Emergency departments (EDs) are an ideal venue to conduct screening for both HIV and HCV, given the high prevalence of HIV and HCV risk-taking behaviors among ED patients (e.g., sexual risk and drug use, particularly injection-drug use during the current opioid epidemic in the US); the known feasibility and acceptability of HIV and HCV screening in this setting; the proven yield of identifying those with undiagnosed infections in the ED; and the ability to link those with infections to subsequent care after the ED visit. Screening for both infections in EDs is preferable due to: (1) the shared overlap of some risk behaviors for HIV and HCV acquisition (e.g., drug use), (2) the relatively high co-occurrence of these infections in some populations, (3) the more complex medical needs and worse sequelae for those co-infected, and (4) efficiency. Despite the strong rationale for ED HIV/HCV screening, best practices on how to conduct screening so to maximize patient screening uptake have yet to be identified. Two important unanswered questions in particular limit our understanding and impede screening efforts: (1) How can we convince patients who decline HIV/HCV screening to be tested? and (2) Who should conduct screening to maximize screening uptake? In this current R34 project, we will conduct crucial preparatory work for a subsequent R01 randomized, controlled trial (RCT) to address these two unanswered questions on ED HIV/HCV screening.
For Aim 1, we will further develop and refine a persuasive health communication intervention designed to convince ED patients who decline opt-out rapid HIV/HCV screening to be tested. We will present our draft persuasive health communication intervention to: (a) those who will deliver it (i.e., ED medical staff and HIV/HCV counselors) and to (b) the intended recipients (i.e., adult ED patients who decline opt-out rapid HIV/HCV screening). We will improve the intervention in an iterative fashion based on these stakeholders' perspectives and suggestions regarding its persuasiveness, acceptability, and respect for autonomy.
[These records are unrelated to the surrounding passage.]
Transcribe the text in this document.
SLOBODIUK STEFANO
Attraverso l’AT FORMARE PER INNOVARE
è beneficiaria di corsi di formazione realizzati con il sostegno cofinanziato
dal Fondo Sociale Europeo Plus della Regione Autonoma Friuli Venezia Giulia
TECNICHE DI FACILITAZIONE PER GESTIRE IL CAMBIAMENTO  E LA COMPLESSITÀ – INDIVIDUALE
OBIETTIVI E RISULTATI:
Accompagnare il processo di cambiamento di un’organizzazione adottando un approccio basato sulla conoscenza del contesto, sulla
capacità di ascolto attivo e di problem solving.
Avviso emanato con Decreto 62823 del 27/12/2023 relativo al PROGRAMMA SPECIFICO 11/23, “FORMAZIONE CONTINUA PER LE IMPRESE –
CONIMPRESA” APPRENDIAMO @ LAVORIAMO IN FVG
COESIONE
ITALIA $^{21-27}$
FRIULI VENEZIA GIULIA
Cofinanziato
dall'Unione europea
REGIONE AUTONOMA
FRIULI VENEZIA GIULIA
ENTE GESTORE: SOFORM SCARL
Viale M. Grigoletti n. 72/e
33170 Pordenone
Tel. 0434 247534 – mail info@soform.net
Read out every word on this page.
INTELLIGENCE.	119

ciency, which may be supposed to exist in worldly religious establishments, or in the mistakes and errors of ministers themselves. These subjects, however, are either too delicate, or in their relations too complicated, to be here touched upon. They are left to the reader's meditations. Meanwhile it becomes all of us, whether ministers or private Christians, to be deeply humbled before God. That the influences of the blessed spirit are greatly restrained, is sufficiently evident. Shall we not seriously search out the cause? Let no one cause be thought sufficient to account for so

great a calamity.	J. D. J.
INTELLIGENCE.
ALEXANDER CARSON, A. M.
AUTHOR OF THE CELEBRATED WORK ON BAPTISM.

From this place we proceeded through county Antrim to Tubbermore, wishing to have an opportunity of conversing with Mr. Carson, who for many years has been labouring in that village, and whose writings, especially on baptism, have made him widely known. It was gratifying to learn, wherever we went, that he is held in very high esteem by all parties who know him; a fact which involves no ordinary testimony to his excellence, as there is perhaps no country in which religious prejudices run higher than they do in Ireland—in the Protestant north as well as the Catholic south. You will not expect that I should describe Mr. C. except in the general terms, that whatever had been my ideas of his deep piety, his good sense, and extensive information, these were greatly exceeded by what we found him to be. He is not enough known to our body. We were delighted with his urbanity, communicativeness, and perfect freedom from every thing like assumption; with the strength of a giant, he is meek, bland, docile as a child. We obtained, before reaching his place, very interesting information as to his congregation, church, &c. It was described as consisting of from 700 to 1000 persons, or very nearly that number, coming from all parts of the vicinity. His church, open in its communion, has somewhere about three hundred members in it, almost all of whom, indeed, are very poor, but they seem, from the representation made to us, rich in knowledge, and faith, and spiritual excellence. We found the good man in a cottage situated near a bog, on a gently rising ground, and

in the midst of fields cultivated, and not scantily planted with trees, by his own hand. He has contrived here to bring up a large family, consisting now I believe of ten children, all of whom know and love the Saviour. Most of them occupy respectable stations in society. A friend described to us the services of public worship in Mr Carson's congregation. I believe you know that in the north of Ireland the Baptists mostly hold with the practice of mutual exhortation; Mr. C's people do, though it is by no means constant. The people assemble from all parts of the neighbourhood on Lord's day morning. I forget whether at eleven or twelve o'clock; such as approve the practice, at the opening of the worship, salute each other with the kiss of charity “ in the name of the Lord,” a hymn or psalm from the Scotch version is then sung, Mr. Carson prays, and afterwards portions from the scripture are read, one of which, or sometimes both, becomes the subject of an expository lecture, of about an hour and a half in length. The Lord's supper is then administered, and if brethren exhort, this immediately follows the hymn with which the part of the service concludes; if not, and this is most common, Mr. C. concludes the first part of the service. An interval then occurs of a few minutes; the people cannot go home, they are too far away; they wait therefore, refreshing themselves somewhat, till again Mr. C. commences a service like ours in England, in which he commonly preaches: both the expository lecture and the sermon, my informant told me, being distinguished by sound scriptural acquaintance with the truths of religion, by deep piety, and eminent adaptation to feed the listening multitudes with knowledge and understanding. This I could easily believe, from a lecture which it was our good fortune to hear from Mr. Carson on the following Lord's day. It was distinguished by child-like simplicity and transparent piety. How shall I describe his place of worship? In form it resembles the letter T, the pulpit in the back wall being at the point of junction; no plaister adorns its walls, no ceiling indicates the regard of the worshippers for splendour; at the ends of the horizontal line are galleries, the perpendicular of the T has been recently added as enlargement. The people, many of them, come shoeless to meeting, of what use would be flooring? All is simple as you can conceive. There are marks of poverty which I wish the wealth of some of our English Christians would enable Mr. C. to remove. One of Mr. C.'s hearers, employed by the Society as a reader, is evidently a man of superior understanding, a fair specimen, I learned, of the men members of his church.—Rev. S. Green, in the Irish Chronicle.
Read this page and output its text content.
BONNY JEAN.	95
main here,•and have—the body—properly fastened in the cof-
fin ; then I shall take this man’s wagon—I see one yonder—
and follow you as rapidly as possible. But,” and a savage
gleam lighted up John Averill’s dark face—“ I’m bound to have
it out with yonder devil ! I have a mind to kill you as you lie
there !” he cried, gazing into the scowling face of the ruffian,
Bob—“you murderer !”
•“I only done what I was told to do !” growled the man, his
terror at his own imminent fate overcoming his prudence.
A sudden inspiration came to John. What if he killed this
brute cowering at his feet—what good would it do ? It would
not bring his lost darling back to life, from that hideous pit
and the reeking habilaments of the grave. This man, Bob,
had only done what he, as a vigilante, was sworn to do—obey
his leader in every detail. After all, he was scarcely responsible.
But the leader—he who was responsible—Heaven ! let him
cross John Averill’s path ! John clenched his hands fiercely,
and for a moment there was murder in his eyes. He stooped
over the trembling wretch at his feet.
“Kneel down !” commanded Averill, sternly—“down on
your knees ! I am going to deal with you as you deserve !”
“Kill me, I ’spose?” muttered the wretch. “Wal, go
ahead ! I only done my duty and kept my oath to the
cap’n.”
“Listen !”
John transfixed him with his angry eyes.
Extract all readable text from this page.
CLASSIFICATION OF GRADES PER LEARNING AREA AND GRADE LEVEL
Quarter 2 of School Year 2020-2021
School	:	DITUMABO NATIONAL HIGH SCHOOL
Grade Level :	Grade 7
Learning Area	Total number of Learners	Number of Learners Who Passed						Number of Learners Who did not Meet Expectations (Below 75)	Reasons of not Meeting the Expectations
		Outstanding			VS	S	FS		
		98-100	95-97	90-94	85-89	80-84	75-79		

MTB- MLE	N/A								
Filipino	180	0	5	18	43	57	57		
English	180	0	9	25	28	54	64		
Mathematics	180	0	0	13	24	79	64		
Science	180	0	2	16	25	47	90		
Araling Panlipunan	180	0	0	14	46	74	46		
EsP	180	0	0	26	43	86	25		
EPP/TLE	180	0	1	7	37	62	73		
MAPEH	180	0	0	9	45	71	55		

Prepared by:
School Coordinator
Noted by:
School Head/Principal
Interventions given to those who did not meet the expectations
For Aim 2, we will conduct a R34 pilot RCT to assess the feasibility and acceptability of the persuasive health communication intervention and estimate its initial efficacy in increasing HIV/HCV screening uptake among adult ED patients who decline opt-out HIV/HCV screening. As a primary measure of the intervention's initial efficacy in increasing ED patient uptake of HIV/HCV testing, we will compare the intervention to a brief video based on Centers for Disease Control and Prevention (CDC) brochures that provides information to encourage HIV and HCV testing. As a secondary measure of the intervention's initial efficacy, we will compare ED HIV/HCV testing uptake when it is delivered by HIV/HCV counselors vs. ED medical staff. Our working hypotheses are that the intervention will be more efficacious than the video, and more efficacious when delivered by ED medical staff. This R34 pilot study will confirm the feasibility and acceptability of the intervention, and provide effect sizes estimates for the subsequent R01 RCT.
This current R34 project will gain invaluable preliminary data for a subsequent R01 randomized, controlled trial that ultimately aims to determine if: (1) a persuasive health communication intervention can convince those who initially decline screening to be tested; (2) emergency department (ED) medical staff or HIV/HCV counselors should conduct opt-out, rapid HIV/HCV screening; and (3) if ED medical staff or HIV/HCV counselors using the intervention are better at convincing patients to be tested for HIV and HCV. The project's definitive purpose is to help identify evidence-based practices to improve ED HIV/HCV screening.